Ce week-end, les choses sont moins claires. Pour les uns, ce sont les miliciens chassés de la ville qui se sont livrés à des attaques pour montrer aux gens de Benghazi qu'ils n'ont pas gagné la partie. Du côté de l'état-major, qui par incapacité à mettre en place une armée régulière, ce sont les anti-milices qui sont incriminés. On attend d'avoir plus d'informations sur ce qui s'est passé réellement à Benghazi et les acteurs de cette nouvelle flambée de violence. Mais au-delà, il est manifeste depuis longtemps pour de nombreux Libyens que devant l'incapacité de ce qui reste d'Etat à mettre au pas les milices, être armé est le seul recours. Que ce soit pour se protéger des exactions des milices et de «l'ordre» qu'elles veulent imposer ou pour exister politiquement.

Les péripéties de ces dernières semaines où des miliciens ont pris à la gorge les institutions élues en organisant l'encerclement de plusieurs ministères ont fini par édifier les moins pessimistes. Ce sont les «armes» qui font la décision en Libye, pas les urnes. Ces milices, souvent marquées islamistes, ont imposé une loi d'exclusion politique à la classe politique «nouvelle» et au gouvernement élu. Manifestement, cette loi n'est pas utile à la Libye, l'exclusion politique pouvant très logiquement être limitée à ceux qui se sont rendus coupables de violences, de détournement et de corruption. Ils existent bel et bien mais tous ceux qui, à un moment ou un autre, ont travaillé pour le compte de ce qui faisait office d'Etat libyen ne sont pas automatiquement des criminels et des voleurs. Cette loi d'exclusion politique imposée par les armes n'a fait qu'indiquer aux Libyens - et singulièrement à ceux qui se retrouvent exclus - qu'on ne peut se faire entendre si on n'est pas organisé en «groupe armé».

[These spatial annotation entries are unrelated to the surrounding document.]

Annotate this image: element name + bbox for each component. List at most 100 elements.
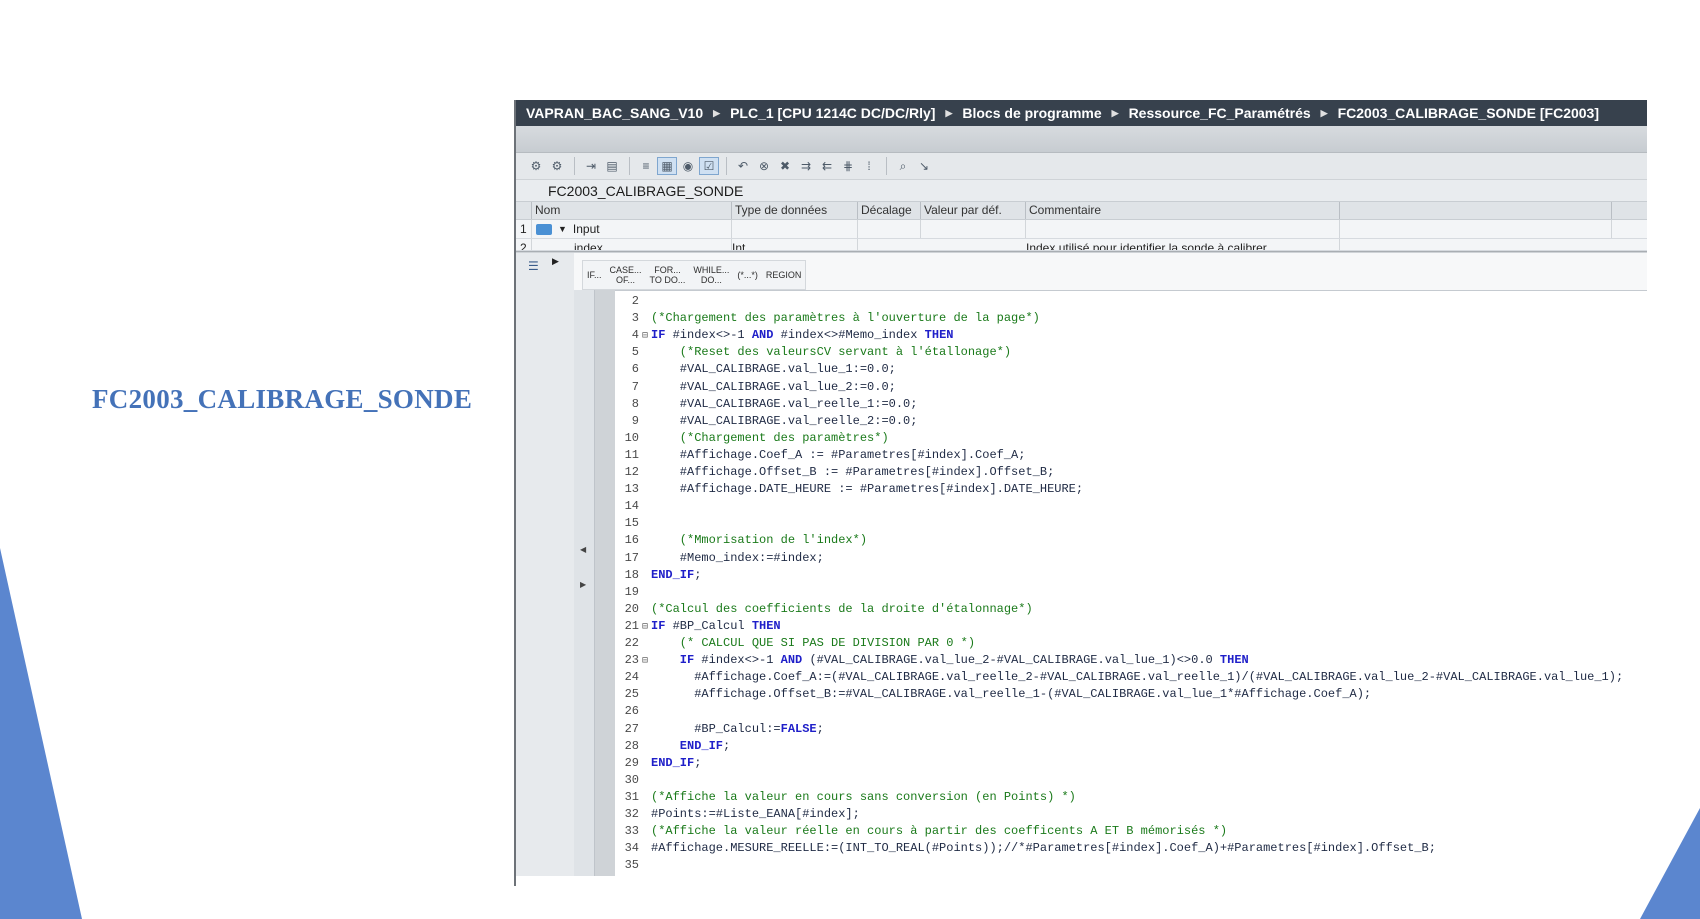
outline-icon[interactable]: ▦ [657, 157, 677, 175]
code-line[interactable]: 19 [615, 584, 651, 601]
code-line[interactable]: 16 (*Mmorisation de l'index*) [615, 532, 867, 549]
code-text: #index<>-1 [694, 653, 781, 668]
code-line[interactable]: 8 #VAL_CALIBRAGE.val_reelle_1:=0.0; [615, 396, 918, 413]
interface-row[interactable]: 2 index Int Index utilisé pour identifie… [516, 239, 1647, 251]
line-number: 6 [631, 362, 639, 377]
code-line[interactable]: 18 END_IF; [615, 567, 702, 584]
code-line[interactable]: 9 #VAL_CALIBRAGE.val_reelle_2:=0.0; [615, 413, 918, 430]
code-line[interactable]: 6 #VAL_CALIBRAGE.val_lue_1:=0.0; [615, 361, 896, 378]
breadcrumb-item[interactable]: VAPRAN_BAC_SANG_V10 [526, 105, 703, 121]
code-line[interactable]: 15 [615, 515, 651, 532]
row-comment[interactable]: Index utilisé pour identifier la sonde à… [1026, 239, 1340, 250]
fold-toggle-icon[interactable]: ⊟ [639, 328, 651, 345]
snippets-list-icon[interactable]: ☰ [528, 259, 539, 273]
code-line[interactable]: 30 [615, 772, 651, 789]
row-name[interactable]: ▼ Input [532, 220, 732, 238]
outdent-icon[interactable]: ⇇ [817, 157, 837, 175]
line-number: 28 [624, 738, 639, 753]
expand-handle-icon[interactable]: ▶ [580, 580, 586, 589]
code-area[interactable]: 2 3 (*Chargement des paramètres à l'ouvert… [615, 290, 1647, 876]
code-line[interactable]: 23 ⊟ IF #index<>-1 AND (#VAL_CALIBRAGE.va… [615, 652, 1249, 669]
comment-icon[interactable]: ⋕ [838, 157, 858, 175]
close-bookmark-icon[interactable]: ⊗ [754, 157, 774, 175]
code-keyword: END_IF [651, 567, 695, 582]
toolbar-separator [629, 157, 630, 175]
tia-editor-window: VAPRAN_BAC_SANG_V10 ▶ PLC_1 [CPU 1214C DC/… [514, 100, 1647, 886]
breadcrumb-item[interactable]: PLC_1 [CPU 1214C DC/DC/Rly] [730, 105, 935, 121]
snippet-button[interactable]: REGION [762, 270, 806, 280]
col-name[interactable]: Nom [532, 202, 732, 219]
line-number: 20 [624, 601, 639, 616]
code-text: #Affichage.Coef_A := #Parametres[#index]… [651, 447, 1026, 462]
zoom-icon[interactable]: ⌕ [893, 157, 913, 175]
download-icon[interactable]: ⇥ [581, 157, 601, 175]
code-line[interactable]: 22 (* CALCUL QUE SI PAS DE DIVISION PAR … [615, 635, 975, 652]
code-line[interactable]: 4 ⊟ IF #index<>-1 AND #index<>#Memo_index … [615, 327, 954, 345]
code-line[interactable]: 26 [615, 703, 651, 720]
code-line[interactable]: 13 #Affichage.DATE_HEURE := #Parametres[… [615, 481, 1083, 498]
snippet-button[interactable]: IF... [583, 270, 606, 280]
code-line[interactable]: 33 (*Affiche la valeur réelle en cours à … [615, 823, 1228, 840]
snippet-button[interactable]: CASE... OF... [606, 265, 646, 285]
row-type[interactable]: Int [732, 239, 858, 250]
fold-toggle-icon[interactable]: ⊟ [639, 619, 651, 636]
code-line[interactable]: 25 #Affichage.Offset_B:=#VAL_CALIBRAGE.v… [615, 686, 1372, 703]
code-line[interactable]: 31 (*Affiche la valeur en cours sans conv… [615, 789, 1076, 806]
snippet-button[interactable]: WHILE... DO... [689, 265, 733, 285]
code-line[interactable]: 17 #Memo_index:=#index; [615, 550, 824, 567]
col-default[interactable]: Valeur par déf. [921, 202, 1026, 219]
breadcrumb-item[interactable]: Blocs de programme [962, 105, 1101, 121]
compile-icon[interactable]: ⚙ [526, 157, 546, 175]
row-name[interactable]: index [532, 239, 732, 250]
line-number: 26 [624, 704, 639, 719]
code-line[interactable]: 2 [615, 293, 651, 310]
col-offset[interactable]: Décalage [858, 202, 921, 219]
line-number: 12 [624, 465, 639, 479]
code-line[interactable]: 10 (*Chargement des paramètres*) [615, 430, 889, 447]
watch-icon[interactable]: ◉ [678, 157, 698, 175]
snippet-button[interactable]: (*...*) [733, 270, 762, 280]
uncomment-icon[interactable]: ⁞ [859, 157, 879, 175]
code-keyword: IF [651, 618, 666, 633]
arrow-icon[interactable]: ↘ [914, 157, 934, 175]
code-line[interactable]: 7 #VAL_CALIBRAGE.val_lue_2:=0.0; [615, 379, 896, 396]
indent-icon[interactable]: ⇉ [796, 157, 816, 175]
breadcrumb-item[interactable]: FC2003_CALIBRAGE_SONDE [FC2003] [1338, 105, 1599, 121]
fold-toggle-icon[interactable]: ⊟ [639, 653, 651, 670]
code-line[interactable]: 24 #Affichage.Coef_A:=(#VAL_CALIBRAGE.va… [615, 669, 1624, 686]
collapse-handle-icon[interactable]: ◀ [580, 545, 586, 554]
col-type[interactable]: Type de données [732, 202, 858, 219]
bookmark-icon[interactable]: ↶ [733, 157, 753, 175]
interface-row[interactable]: 1 ▼ Input [516, 220, 1647, 239]
snippet-button[interactable]: FOR... TO DO... [646, 265, 690, 285]
code-line[interactable]: 29 END_IF; [615, 755, 702, 772]
line-number: 14 [624, 499, 639, 514]
row-type[interactable] [732, 220, 858, 238]
monitor-icon[interactable]: ▤ [602, 157, 622, 175]
code-line[interactable]: 14 [615, 498, 651, 515]
code-line[interactable]: 27 #BP_Calcul:=FALSE; [615, 721, 824, 738]
expand-triangle-icon[interactable]: ▼ [558, 220, 567, 238]
expand-arrow-icon[interactable]: ▶ [552, 256, 559, 267]
code-text: #index<>-1 [665, 328, 752, 343]
code-line[interactable]: 3 (*Chargement des paramètres à l'ouvertu… [615, 310, 1040, 327]
code-line[interactable]: 35 [615, 857, 651, 874]
code-line[interactable]: 11 #Affichage.Coef_A := #Parametres[#ind… [615, 447, 1026, 464]
code-line[interactable]: 34 #Affichage.MESURE_REELLE:=(INT_TO_REAL… [615, 840, 1436, 857]
code-line[interactable]: 12 #Affichage.Offset_B := #Parametres[#i… [615, 464, 1055, 481]
code-line[interactable]: 28 END_IF; [615, 738, 731, 755]
code-line[interactable]: 21 ⊟ IF #BP_Calcul THEN [615, 618, 781, 635]
snapshot-icon[interactable]: ☑ [699, 157, 719, 175]
breadcrumb-item[interactable]: Ressource_FC_Paramétrés [1129, 105, 1311, 121]
scl-editor: ☰ ▶ IF... CASE... OF... FOR... TO DO... WHI… [516, 253, 1647, 876]
code-line[interactable]: 32 #Points:=#Liste_EANA[#index]; [615, 806, 860, 823]
code-line[interactable]: 5 (*Reset des valeursCV servant à l'étal… [615, 344, 1011, 361]
list-icon[interactable]: ≡ [636, 157, 656, 175]
delete-icon[interactable]: ✖ [775, 157, 795, 175]
code-keyword: IF [651, 328, 666, 343]
code-comment: (*Affiche la valeur en cours sans conver… [651, 789, 1076, 804]
col-comment[interactable]: Commentaire [1026, 202, 1340, 219]
code-line[interactable]: 20 (*Calcul des coefficients de la droite… [615, 601, 1033, 618]
row-comment[interactable] [1026, 220, 1340, 238]
compile-all-icon[interactable]: ⚙ [547, 157, 567, 175]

Il ne serait pas surprenant dans une forme de paradoxe très libyen que les anti-milices pour se faire entendre choisissent de prendre les armes et de se constituer, à leur tour, en milices. La boucle libyenne sera ainsi bouclée si ce n'est déjà fait. Cela fait des mois que les signaux de la suprématie des armes sur la loi se sont multipliés en Libye avec un discours lénifiant de ce qui fait office de gouvernement. On en a eu une illustration après le carnage de Benghazi où l'état-major de l'armée qualifiait de «force légitime» la milice «Bouclier de la Libye». Une justification de trop pour des Libyens qui passent de l'Etat bizarre de Kadhafi à «l'Etat» des milices et des groupes armés.